GALATASARAY taraftarında şu anki kadroya duyulan müthiş güven bile maça gelenlerin tedirgin adımlar atmasına engel olmuyor. Herhalde, önceki sezonlardan kalan minik bir travma.
Maçın başında Galatasaray’ın korumasız soluk benizli kervanı görmüş apaçi gibi saldırması umut vericiydi. Fakat sık ataklardan golün gelmemesi erken bir sabırsızlık dalgası bile yarattı. Tedirginliğin boyutunu böylece hesaplayabilirsiniz.
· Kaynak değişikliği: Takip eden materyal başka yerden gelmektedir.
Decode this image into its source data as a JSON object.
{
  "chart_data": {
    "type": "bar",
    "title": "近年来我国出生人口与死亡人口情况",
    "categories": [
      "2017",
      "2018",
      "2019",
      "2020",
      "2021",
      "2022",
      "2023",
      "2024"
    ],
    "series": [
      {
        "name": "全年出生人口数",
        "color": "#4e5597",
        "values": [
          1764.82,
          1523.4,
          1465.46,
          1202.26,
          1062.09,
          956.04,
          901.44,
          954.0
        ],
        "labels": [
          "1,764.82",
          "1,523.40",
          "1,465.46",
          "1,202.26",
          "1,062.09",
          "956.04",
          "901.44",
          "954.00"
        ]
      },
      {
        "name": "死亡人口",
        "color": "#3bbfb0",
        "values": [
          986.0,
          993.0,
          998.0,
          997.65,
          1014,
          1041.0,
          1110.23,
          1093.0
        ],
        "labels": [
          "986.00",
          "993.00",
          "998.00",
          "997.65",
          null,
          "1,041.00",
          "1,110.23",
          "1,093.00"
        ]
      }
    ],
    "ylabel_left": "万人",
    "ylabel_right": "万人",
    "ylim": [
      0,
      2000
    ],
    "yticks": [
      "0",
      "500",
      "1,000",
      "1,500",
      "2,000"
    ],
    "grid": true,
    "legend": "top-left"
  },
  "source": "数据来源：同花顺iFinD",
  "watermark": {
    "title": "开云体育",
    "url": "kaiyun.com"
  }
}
Fakat Galatasaray’ın karşısında oyun planını sahaya yansıtamayan hatta daha ileri gidersek, bir oyun planı olduğundan bile şüphe ettiğim bir FC Sion vardı. Birbiri ardına gelen goller, hem tribünün endişlerini silip attı, hem de takımı rahatlattı.
Makinesel takım
Kalli, bir makine titizliğiyle oynamasını istiyor, takımının. Bu kurguyu iyi belletmiş oyuncularına... Takımdaki iyi oyuncuları saysak, uzun sürer. Kötü oyuncu yoktu diyerek, bu konuyu halledelim. Avrupa yolculuğunda Galatasaray, ilk önemli adımını gruplara kalarak atmış oldu. Rakiplerin de pek karşılaşmak istemeyecekleri türden bir takım oluşmakta... Kalli’nin makinesel takımı duygusal dengeyi de tribün sayesinde dengeleyeceğe benziyor. Geçen haftaya yayılan krizin kahramanları şartlı bir Avrupa galibiyeti ile takıma dönüşlerini kutlarken, tribün de Lincoln’ü neredeyse aralıksız tezahüratlarla "sevgi manyağı" yaptı.
Hasan Şaş’ın bile tek pas oynamaya başladığı bu takım, seyredenlere mutluluk veriyor. Ne mutlu Galatasaray... Bu arada yaşanan krizle ilgili son noktayı yine bir pankart koydu: "Söz konusu Galatasaray ise her şey teferruattır" doğru söze ne denir.